Si vous êtes un automobiliste régulier, la récente baisse du prix des carburants ne vous a pas échappé. À la pompe, la facture est désormais moins salée, mais rien ne garantit que cette diminution soit pérenne. Dans ce contexte, c'est une fonctionnalité assez pratique que Google a décidé d'importer en France. À travers son application Maps, la firme américaine proposera désormais aux conducteurs de véhicules thermiques des itinéraires permettant de réduire la consommation.
Jusqu'alors testée dans plusieurs pays parmi lesquels les États-Unis ou le Canada, cette option est censée faire réaliser des économies, tant en carburant qu'en argent. L'idée est au fond assez simple : il s'agit de prendre en compte non seulement la distance totale à parcourir, mais également la topographie des zones traversées. Éviter par exemple une montée très raide ne faisant gagner que quelques dizaines sur un autre chemin, exploiter des descentes, mais aussi s'appuyer sur les vitesses légales en fonction des différents tronçons ou sur l'état du trafic à un instant T.

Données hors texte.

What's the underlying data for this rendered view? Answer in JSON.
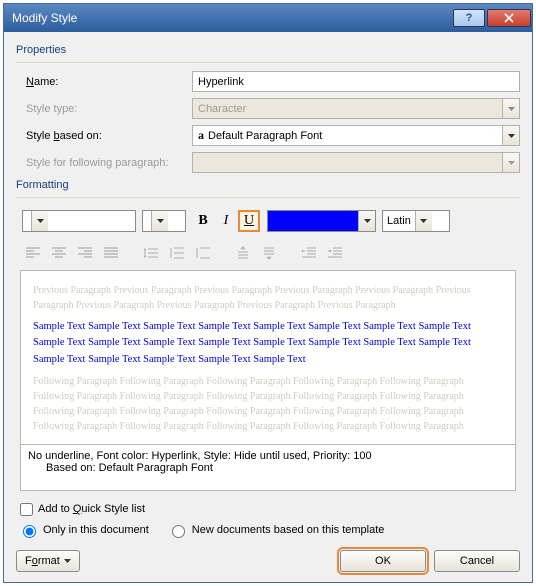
{
  "title": "Modify Style",
  "properties": {
    "group_label": "Properties",
    "name_label": "Name:",
    "name_value": "Hyperlink",
    "type_label": "Style type:",
    "type_value": "Character",
    "based_label": "Style based on:",
    "based_value": "Default Paragraph Font",
    "following_label": "Style for following paragraph:",
    "following_value": ""
  },
  "formatting": {
    "group_label": "Formatting",
    "font_name": "",
    "font_size": "",
    "bold": "B",
    "italic": "I",
    "underline": "U",
    "color_hex": "#0000ff",
    "script": "Latin"
  },
  "preview": {
    "prev_para": "Previous Paragraph Previous Paragraph Previous Paragraph Previous Paragraph Previous Paragraph Previous Paragraph Previous Paragraph Previous Paragraph Previous Paragraph Previous Paragraph",
    "sample1": "Sample Text Sample Text Sample Text Sample Text Sample Text Sample Text Sample Text Sample Text",
    "sample2": "Sample Text Sample Text Sample Text Sample Text Sample Text Sample Text Sample Text Sample Text",
    "sample3": "Sample Text Sample Text Sample Text Sample Text Sample Text",
    "follow_para": "Following Paragraph Following Paragraph Following Paragraph Following Paragraph Following Paragraph Following Paragraph Following Paragraph Following Paragraph Following Paragraph Following Paragraph Following Paragraph Following Paragraph Following Paragraph Following Paragraph Following Paragraph Following Paragraph Following Paragraph Following Paragraph Following Paragraph Following Paragraph"
  },
  "description": {
    "line1": "No underline, Font color: Hyperlink, Style: Hide until used, Priority: 100",
    "line2": "Based on: Default Paragraph Font"
  },
  "options": {
    "quick_style": "Add to Quick Style list",
    "only_doc": "Only in this document",
    "new_docs": "New documents based on this template"
  },
  "buttons": {
    "format": "Format",
    "ok": "OK",
    "cancel": "Cancel"
  }
}
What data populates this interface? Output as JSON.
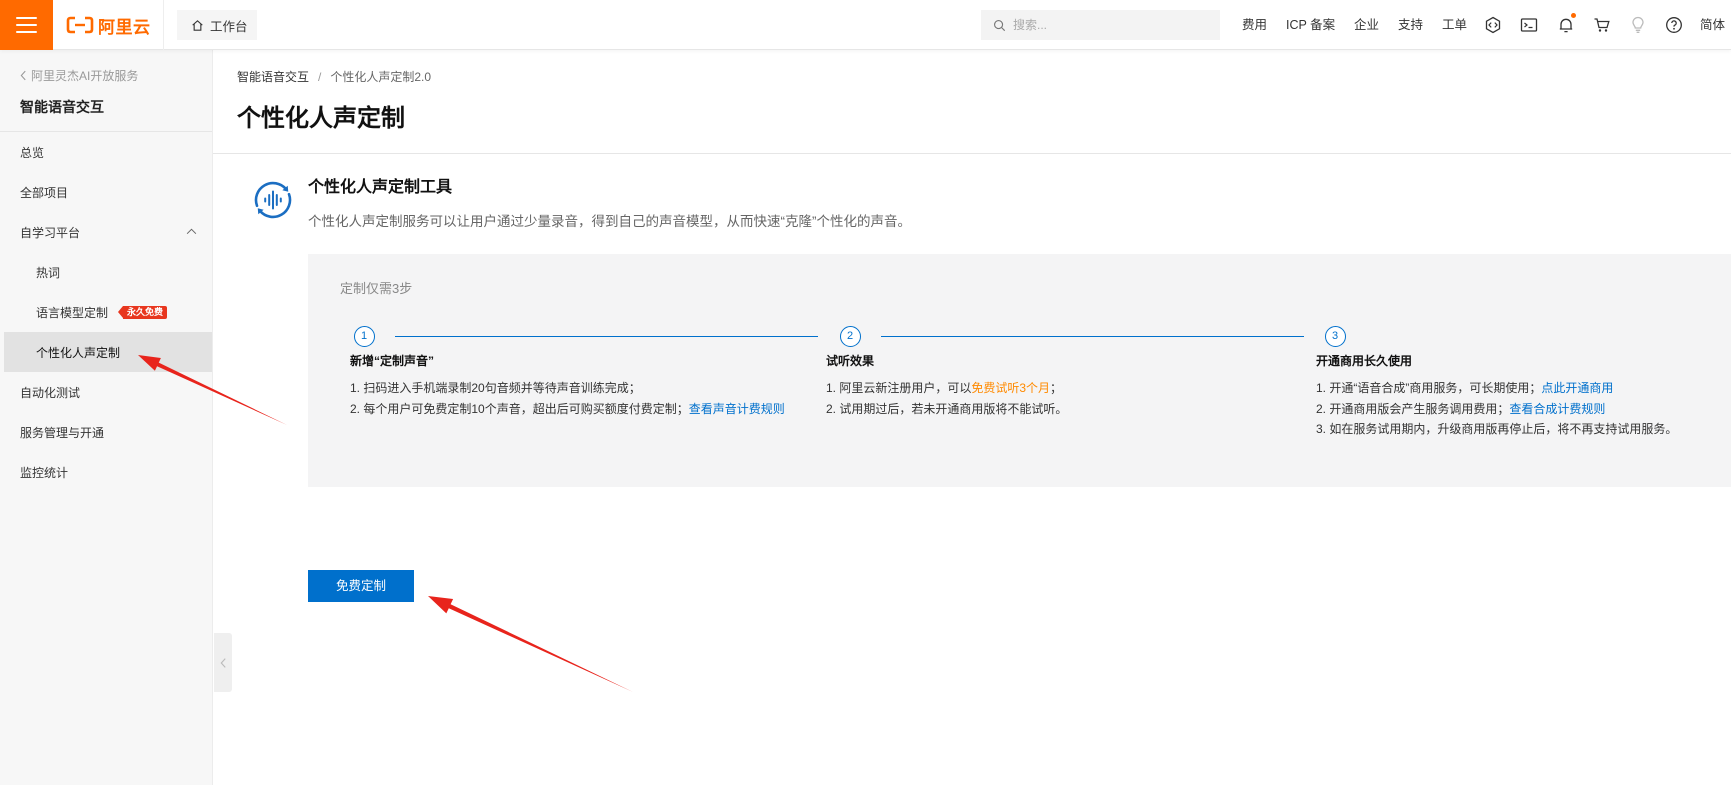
{
  "topbar": {
    "logo_text": "阿里云",
    "workbench_label": "工作台",
    "search_placeholder": "搜索...",
    "nav": [
      "费用",
      "ICP 备案",
      "企业",
      "支持",
      "工单"
    ],
    "icons": [
      "hamburger-menu-icon",
      "home-icon",
      "search-icon",
      "code-icon",
      "terminal-icon",
      "bell-icon",
      "cart-icon",
      "lightbulb-icon",
      "help-icon"
    ],
    "notification_dot": true,
    "language_label": "简体"
  },
  "sidebar": {
    "back_label": "阿里灵杰AI开放服务",
    "title": "智能语音交互",
    "items": [
      {
        "label": "总览",
        "level": 1
      },
      {
        "label": "全部项目",
        "level": 1
      },
      {
        "label": "自学习平台",
        "level": 1,
        "expanded": true
      },
      {
        "label": "热词",
        "level": 2
      },
      {
        "label": "语言模型定制",
        "level": 2,
        "badge": "永久免费"
      },
      {
        "label": "个性化人声定制",
        "level": 2,
        "selected": true
      },
      {
        "label": "自动化测试",
        "level": 1
      },
      {
        "label": "服务管理与开通",
        "level": 1
      },
      {
        "label": "监控统计",
        "level": 1
      }
    ]
  },
  "breadcrumb": {
    "items": [
      "智能语音交互",
      "个性化人声定制2.0"
    ],
    "separator": "/"
  },
  "page_title": "个性化人声定制",
  "tool": {
    "icon": "voice-customization-icon",
    "title": "个性化人声定制工具",
    "description": "个性化人声定制服务可以让用户通过少量录音，得到自己的声音模型，从而快速“克隆”个性化的声音。"
  },
  "steps_panel": {
    "label": "定制仅需3步",
    "steps": [
      {
        "number": "1",
        "title": "新增“定制声音”",
        "lines": [
          {
            "text": "1. 扫码进入手机端录制20句音频并等待声音训练完成；"
          },
          {
            "text": "2. 每个用户可免费定制10个声音，超出后可购买额度付费定制；",
            "link": "查看声音计费规则"
          }
        ]
      },
      {
        "number": "2",
        "title": "试听效果",
        "lines": [
          {
            "text": "1. 阿里云新注册用户，可以",
            "highlight": "免费试听3个月",
            "suffix": "；"
          },
          {
            "text": "2. 试用期过后，若未开通商用版将不能试听。"
          }
        ]
      },
      {
        "number": "3",
        "title": "开通商用长久使用",
        "lines": [
          {
            "text": "1. 开通“语音合成”商用服务，可长期使用；",
            "link": "点此开通商用"
          },
          {
            "text": "2. 开通商用版会产生服务调用费用；",
            "link": "查看合成计费规则"
          },
          {
            "text": "3. 如在服务试用期内，升级商用版再停止后，将不再支持试用服务。"
          }
        ]
      }
    ]
  },
  "primary_button": {
    "label": "免费定制"
  },
  "colors": {
    "brand": "#ff6a00",
    "primary": "#0070cc",
    "link": "#0070cc",
    "highlight": "#ff8a00",
    "badge": "#e8361e",
    "selected_item_bg": "#e2e2e2",
    "annotation_arrow": "#e8241c"
  }
}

"Nous estimons qu'opter pour des itinéraires respectueux de l'environnement permettrait d'éviter plus d'un million de tonnes d'émissions de carbone par an, ce qui équivaut à retirer plus de 200.000 voitures de la route", écrivait Google voilà quelques mois. Notons qu'au cours des semaines à venir, cet outil devrait continuer à évoluer, en permettant aux usagers de renseigner la motorisation de leur véhicule. Une manière d'affiner encore davantage les résultats fournis par Maps. "Les moteurs diesel sont souvent plus économes à des vitesses élevées que les moteurs essence, tandis que les véhicules hybrides et électriques offrent de meilleures performances en trafic discontinu", souligne la firme américaine.
En pratique, le fonctionnement de cet outil ne révolutionnera pas votre usage de cette plateforme. Lorsque vous renseignerez les adresses de départ et d'arrivée, plusieurs itinéraires continueront à vous être proposés. L'évolution tient au fait qu'une icône vous signalera lequel des différents chemins sera le plus économe. À une condition toutefois : que le plus court ne soit pas déjà celui permettant le plus d'économies de carburant. Il est fort probable que ces itinéraires "bis" puissent rallonger quelque peu vos trajets, mais la perte de temps ne sera généralement que d'une poignée de minutes. Négligeable, donc, en comparaison des gains escomptés : les économies possibles pourraient en effet atteindre 30% de carburant.
L'ancienne ministre et cheffe de file des écologistes, Cécile Duflot, s'est réjouie sur Twitter de la mise en place de cette nouvelle fonctionnalité. Une "très bonne initiative", selon ses mots. Elle a en passant appelé de ses vœux la conception d'une "option avec une vitesse maxi de 110 km/h", potentiellement "très utile aux jeunes conducteurs et à tous ceux qui pourront arbitrer temps/consommation/économies".